History of Trumbull Career & Technical Center
The congress of the United States passed the Vocational Education Act of 1963. Its purpose was to provide an adequate vocational education opportunity for youths and adults. With the passing of this legislation into law, vocational education would become a reality in the State of Ohio.
Basic information concerning the studies of employment and the needs of the Trumbull County communities had been made by the Ohio State Employment Service, the Bureau of Unemployment Compensation, student and business surveys. The results of the surveys were clear. Twelve percent of our job market requires a college education. Consequently, schools must prepare youths to enter the other 88% of the job market upon graduation from high school.
Several school districts in Trumbull County could be joined together in a joint vocational education program for area high school youth, out-of-school youth and adults. The programs to be offered at this facility were to include such areas as agriculture, business education, distributive education, home economic education, and trade and industrial education.
If this joint vocational facility was to go into operation, it had to have a sponsoring board of education. The first sponsoring board of education was Niles City Schools: it was followed by Hubbard Exempted Village School District. Each school system that wanted to belong to the joint vocational school district had to send a letter of intent to join the district. Those letters of intent were turned over to the State Board of Education. In August of 1966, the first board of education was organized for the Trumbull County Joint Vocational School District.
In 1974, the original vocational district was to dissolve. The Gordon D. James Career Center was built in Lordstown. This vocational district would include Mineral Ridge, Niles City Schools, Lordstown, McDonald, and Howland. At the same time the school districts of Hubbard, Newton Falls, Champion, Southington, Fowler-Vienna, Bloomfield-Mespo, and Farmington reorganized in the in the district of the Trumbull County Joint Vocational School.
In 1975 a multi-purpose levy was passed. The school districts of LaBrae, Bristol, Maplewood, Badger, Liberty, Girard, Lakeview, and Brookfield would join the Trumbull County Joint Vocational School District. These fifteen school districts would be under the guidance of Leo Difford, who was the Trumbull County's Director of Vocational Education in the Trumbull County Joint Vocational School District and who later became superintendent of that district.
After the levy passed, the process of the actual building of the facility began. Eighty-two acres of property on Mahoning Avenue had been selected for the site of the vocational school.

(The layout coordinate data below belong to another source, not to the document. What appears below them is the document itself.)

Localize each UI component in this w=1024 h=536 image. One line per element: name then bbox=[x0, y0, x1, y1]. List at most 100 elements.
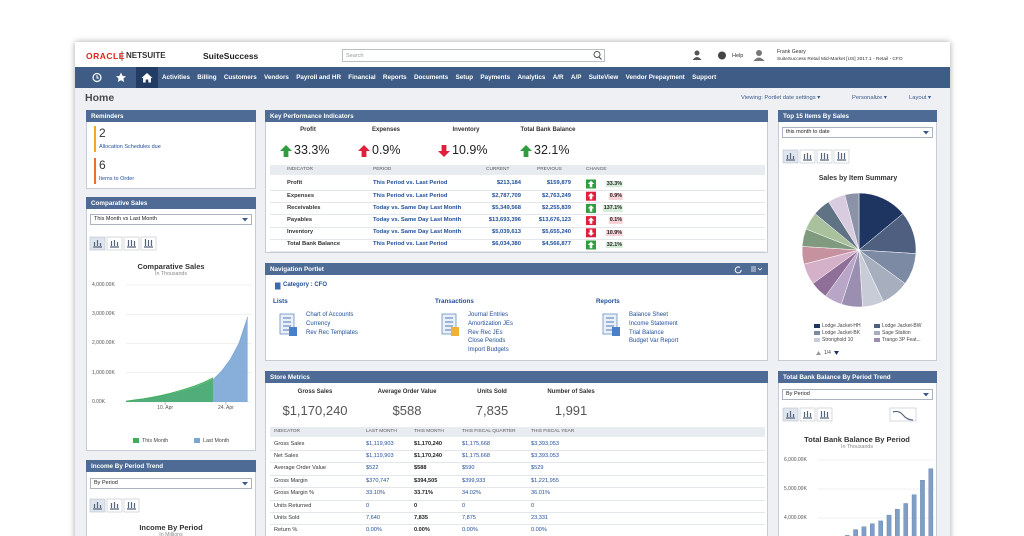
portlet-header bbox=[86, 110, 256, 122]
dropdown[interactable] bbox=[90, 478, 252, 489]
bar bbox=[870, 523, 875, 536]
nav-item[interactable]: A/P bbox=[570, 74, 582, 81]
personalize-menu[interactable]: Personalize ▾ bbox=[852, 95, 887, 102]
period[interactable]: Today vs. Same Day Last Month bbox=[373, 229, 462, 236]
current[interactable]: $213,184 bbox=[496, 180, 521, 187]
previous[interactable]: $13,676,123 bbox=[538, 217, 571, 223]
reminder-accent bbox=[94, 158, 96, 184]
nav-link[interactable]: Balance Sheet bbox=[629, 312, 669, 319]
search-box[interactable] bbox=[342, 49, 605, 62]
metric-cell[interactable]: $1,175,668 bbox=[462, 440, 490, 447]
legend-label: Sage Station bbox=[882, 329, 911, 336]
portlet-date-settings[interactable]: Viewing: Portlet date settings ▾ bbox=[741, 95, 821, 102]
metric-cell[interactable]: 0 bbox=[462, 502, 466, 509]
y-tick-label: 2,000.00K bbox=[92, 340, 115, 347]
nav-item[interactable]: Financial bbox=[348, 74, 376, 81]
table-header bbox=[270, 165, 765, 175]
layout-menu[interactable]: Layout ▾ bbox=[909, 95, 931, 102]
nav-item[interactable]: Vendor Prepayment bbox=[625, 74, 685, 81]
current[interactable]: $5,039,613 bbox=[491, 229, 521, 236]
metric-cell[interactable]: $590 bbox=[462, 465, 475, 472]
metric-cell[interactable]: $3,393,053 bbox=[531, 452, 559, 459]
nav-link[interactable]: Rev Rec JEs bbox=[468, 329, 503, 336]
nav-item[interactable]: Customers bbox=[223, 74, 257, 81]
metric-label: Average Order Value bbox=[377, 389, 437, 396]
metric-cell: 33.71% bbox=[414, 490, 433, 497]
previous[interactable]: $2,763,249 bbox=[541, 192, 571, 199]
reminder-label[interactable]: Allocation Schedules due bbox=[99, 143, 161, 150]
nav-link[interactable]: Journal Entries bbox=[468, 312, 509, 319]
previous[interactable]: $2,255,839 bbox=[541, 204, 571, 211]
current[interactable]: $2,787,709 bbox=[491, 192, 521, 199]
change: 32.1% bbox=[605, 241, 623, 249]
previous[interactable]: $5,655,240 bbox=[541, 229, 571, 236]
metric-cell[interactable]: 7,640 bbox=[366, 514, 380, 521]
current[interactable]: $6,034,380 bbox=[491, 241, 521, 248]
metric-cell[interactable]: 36.01% bbox=[531, 490, 550, 497]
nav-link[interactable]: Budget Var Report bbox=[629, 338, 679, 345]
metric-cell[interactable]: $1,221,955 bbox=[531, 477, 559, 484]
metric-cell[interactable]: 0 bbox=[531, 502, 535, 509]
metric-cell[interactable]: 7,875 bbox=[462, 514, 476, 521]
chart-type-icon bbox=[820, 411, 829, 419]
period[interactable]: Today vs. Same Day Last Month bbox=[373, 217, 462, 223]
metric-cell[interactable]: 33.10% bbox=[366, 490, 385, 497]
nav-link[interactable]: Close Periods bbox=[468, 338, 506, 345]
x-tick-label: 10. Apr bbox=[157, 404, 174, 411]
metric-cell[interactable]: 0 bbox=[366, 502, 370, 509]
dropdown[interactable] bbox=[782, 127, 933, 138]
chart-subtitle: In Thousands bbox=[840, 444, 874, 451]
nav-item[interactable]: Setup bbox=[455, 74, 474, 81]
nav-item[interactable]: Reports bbox=[382, 74, 407, 81]
metric-cell[interactable]: 23,331 bbox=[531, 514, 549, 521]
reminder-label[interactable]: Items to Order bbox=[99, 175, 135, 182]
nav-item[interactable]: Payroll and HR bbox=[296, 74, 341, 81]
metric-cell[interactable]: $370,747 bbox=[366, 477, 390, 484]
nav-bar bbox=[75, 67, 950, 88]
nav-link[interactable]: Currency bbox=[306, 321, 331, 327]
metric-cell[interactable]: $529 bbox=[531, 465, 544, 472]
previous[interactable]: $4,566,877 bbox=[541, 241, 571, 248]
metric-cell[interactable]: 0.00% bbox=[366, 527, 382, 534]
period[interactable]: This Period vs. Last Period bbox=[373, 192, 448, 199]
metric-cell[interactable]: $1,175,668 bbox=[462, 452, 490, 459]
nav-item[interactable]: SuiteView bbox=[588, 74, 619, 81]
nav-item[interactable]: Vendors bbox=[264, 74, 289, 81]
chart-title: Total Bank Balance By Period bbox=[804, 435, 910, 445]
nav-item[interactable]: Analytics bbox=[517, 74, 546, 81]
nav-item[interactable]: Billing bbox=[197, 74, 217, 81]
metric-cell[interactable]: 0.00% bbox=[531, 527, 547, 534]
nav-link[interactable]: Trial Balance bbox=[629, 329, 664, 336]
metric-cell[interactable]: $1,119,903 bbox=[366, 452, 394, 459]
portlet bbox=[265, 371, 768, 536]
row-divider bbox=[270, 512, 765, 513]
nav-item[interactable]: Documents bbox=[413, 74, 449, 81]
period[interactable]: This Period vs. Last Period bbox=[373, 180, 448, 187]
previous[interactable]: $159,879 bbox=[546, 180, 571, 187]
metric-value: 7,835 bbox=[475, 402, 509, 418]
portlet-header bbox=[265, 371, 768, 383]
help-link[interactable]: Help bbox=[732, 52, 744, 59]
nav-link[interactable]: Import Budgets bbox=[468, 347, 509, 354]
current[interactable]: $5,349,568 bbox=[491, 204, 521, 211]
metric-cell[interactable]: 34.02% bbox=[462, 490, 481, 497]
nav-item[interactable]: Payments bbox=[480, 74, 511, 81]
dropdown[interactable] bbox=[782, 389, 933, 400]
period[interactable]: This Period vs. Last Period bbox=[373, 241, 448, 248]
period[interactable]: Today vs. Same Day Last Month bbox=[373, 204, 462, 211]
nav-item[interactable]: Activities bbox=[162, 74, 190, 81]
nav-item[interactable]: A/R bbox=[552, 74, 564, 81]
metric-cell[interactable]: $1,119,903 bbox=[366, 440, 394, 447]
legend-prev bbox=[816, 351, 821, 355]
metric-cell[interactable]: $522 bbox=[366, 465, 379, 472]
metric-cell[interactable]: $399,933 bbox=[462, 477, 486, 484]
current[interactable]: $13,693,396 bbox=[488, 217, 521, 223]
nav-link[interactable]: Chart of Accounts bbox=[306, 312, 354, 319]
nav-item[interactable]: Support bbox=[692, 74, 717, 81]
nav-link[interactable]: Rev Rec Templates bbox=[306, 329, 358, 336]
metric-cell[interactable]: $3,393,053 bbox=[531, 440, 559, 447]
nav-link[interactable]: Amortization JEs bbox=[468, 321, 514, 327]
dropdown[interactable] bbox=[90, 214, 252, 225]
nav-link[interactable]: Income Statement bbox=[629, 321, 678, 327]
metric-cell[interactable]: 0.00% bbox=[462, 527, 478, 534]
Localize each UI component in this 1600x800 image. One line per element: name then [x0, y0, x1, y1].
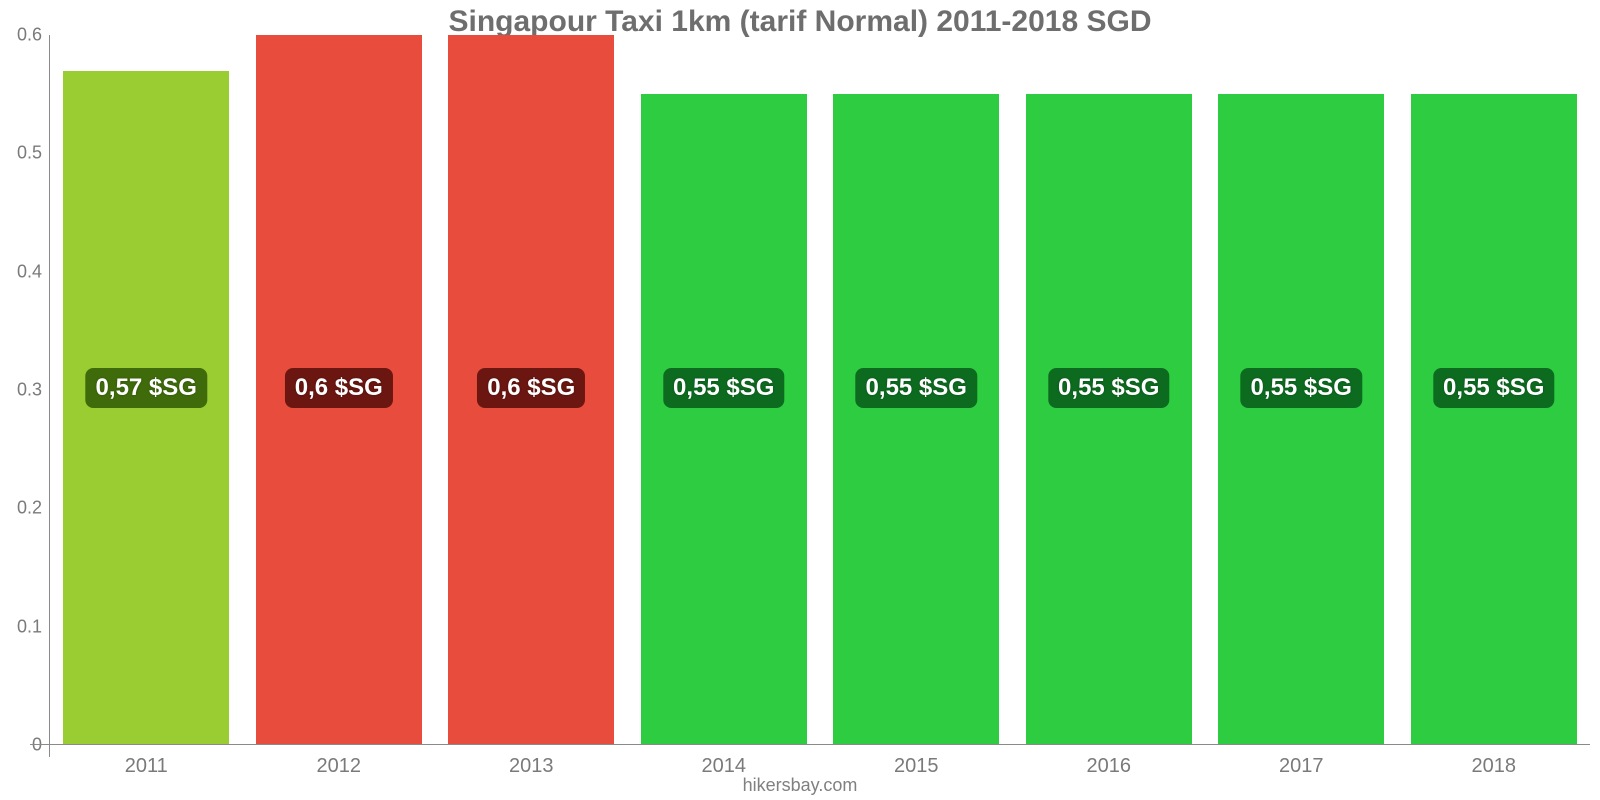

The groundbreaking of the Trumbull County Joint Vocational School occurred on April 15, 1977. There are 240,000 square feet of space in the building. There are four acres of ground under its roof, and a total of eighteen acres combining the parking lot and the building.
The total cost of this facility was 9.5 million dollars of which 4.84 million dollars came from the multi-purpose levy. Matching funds from the State of Ohio totaled 4.61 million dollars.
Of the 49 vocational districts in the State of Ohio, Trumbull County was one of the last vocational facilities to go into operation. The Trumbull County Joint Vocational School opened its doors to students on September 6, 1978; dedication ceremonies occurred on November 12, 1978. Board members at the time of the dedication included: Thomas M. Cooksey, Jr., President; Stanley Woofter, Vice President; Ronnie L. Burke; Marjorie Fenton; Beverly A. Friend; Ray L. Hicks; Albert Nye; and Beverly A. Richards, Treasurer.
Ohio is one of the few states which have a diversified and complete program in vocational education. With the completion of the Trumbull County Joint Vocational School, 97.4% of youths and adults have vocational education available to them to gain the necessary skills and technical knowledge to obtain a job or to prepare to advance to a better job.